People who work hard deserve to be rewarded regardless of where their ability or motivation came from.
Not every philosopher we studied was wrong about everything but most were wrong about most things. Was this just a big coincidence? Or did the course designers deliberately choose philosophers who were wrong so that we could argue against them?
The module that I studied, A222, has come to the end of its life and will be replaced next year by a brand new module: Investigating Philosophy. I’ve heard complaints that the topics in A222 were too far from our everyday lives and that the new module should be made more relevant to what’s important in the modern world. I also heard that one of the chapters in the new module will be on the Philosophy of Race. This troubles me a little.

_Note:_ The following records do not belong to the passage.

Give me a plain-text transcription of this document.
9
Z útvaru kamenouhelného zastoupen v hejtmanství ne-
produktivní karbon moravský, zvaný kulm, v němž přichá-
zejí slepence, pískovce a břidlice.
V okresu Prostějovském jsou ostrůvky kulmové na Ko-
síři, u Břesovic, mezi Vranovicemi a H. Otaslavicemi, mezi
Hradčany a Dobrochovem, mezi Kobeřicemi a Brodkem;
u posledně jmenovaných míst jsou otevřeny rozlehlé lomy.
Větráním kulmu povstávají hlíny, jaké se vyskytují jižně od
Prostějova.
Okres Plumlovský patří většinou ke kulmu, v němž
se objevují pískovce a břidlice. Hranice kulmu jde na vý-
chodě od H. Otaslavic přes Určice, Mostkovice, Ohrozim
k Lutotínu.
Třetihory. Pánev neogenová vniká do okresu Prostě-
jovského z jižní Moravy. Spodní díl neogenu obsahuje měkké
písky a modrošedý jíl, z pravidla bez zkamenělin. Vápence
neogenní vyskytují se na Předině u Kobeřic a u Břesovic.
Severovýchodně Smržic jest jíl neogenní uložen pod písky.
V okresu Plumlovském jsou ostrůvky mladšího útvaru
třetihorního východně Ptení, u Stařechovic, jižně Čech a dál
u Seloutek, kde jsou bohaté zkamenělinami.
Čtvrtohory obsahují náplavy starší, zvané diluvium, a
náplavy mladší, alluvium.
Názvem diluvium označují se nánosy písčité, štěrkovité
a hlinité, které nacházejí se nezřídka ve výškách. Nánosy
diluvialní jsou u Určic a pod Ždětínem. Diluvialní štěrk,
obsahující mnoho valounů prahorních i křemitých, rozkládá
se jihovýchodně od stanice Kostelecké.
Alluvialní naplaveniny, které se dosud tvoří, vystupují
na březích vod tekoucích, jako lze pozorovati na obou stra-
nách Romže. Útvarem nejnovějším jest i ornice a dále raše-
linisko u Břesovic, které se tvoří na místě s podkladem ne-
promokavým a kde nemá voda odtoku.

The genius of A222 is that we were encouraged to challenge any argument that we thought was wrong whether the argument was made by a fellow student, a tutor or the greatest philosopher of the twentieth century. Will people be so willing to speak up on a fraught topic like race?
To be clear, I think race is an important topic and should be addressed by philosophers but I predict that there will be much less arguing against Martin Luther King and Ibram X Kendi than there was against René Descartes and John Locke and a lot of the pedagogic value will be lost.
In one of my online tutorials in my first module, A111 — Discovering the Arts and Humanities, my tutor had us discuss the famous Heineken adverts from the 70s and 80s (“Heineken refreshes the parts that other beers cannot reach”).
A quick refresher: this was from a golden age of advertising where most adverts were clever or funny or both. The Heineken adverts each had a protagonist struggling with a personal problem until they drank a can of Heineken and the beer made everything OK. In the ad that we watched, a blues guitarist struggles to write a blues song while his life falls to pieces in the background.
The reaction from the class was immediate, loud and angry.
“That’s racist”.
I tried to argue that the ad should be interpreted in the context of the other ads in the series and, and, and… but my argument was going nowhere and I was shouted down. It was impossible to have a discussion on such an emotional topic.
I’m too afraid of being on the wrong side of an argument about racism so let me try a topic less fraught. My next module, A113 — Revolutions, had a unit on sexism in the music industry in the 1960s.
According to our textbook, girl bands in the 1960s had their images controlled by their record companies. They were made to all dress the same.
Individual girl performers lost their personal identities. According to the textbook, female artists never became famous in their own right, only as members of a group…except for the ones who did.
Female artists were discouraged from playing instruments. This held them back so it was hard for female artists to be successful. At best, they were relegated to being a backup singer in a male band.
And, finally, female artists were only allowed to sing about love and their subservient role to their boyfriends. In summary, all the evidence was cherry-picked to make a political point and none of the arguments would last five minutes in a philosophy class.
Now, of course, there is and was an incredible amount of sexism in the recording industry, especially in the 60s, but the point is that the textbook did a terrible job of making that argument and it would have taken a brave, brave student to argue the opposite case. But that wasn’t a philosophy class. That was a Teach People How Sexist The Recording Industry Was In The 1960s class.
I wonder what arguments newbie philosophy students will make in a class about race. I expect them to be too afraid to argue at all. Safer to just agree.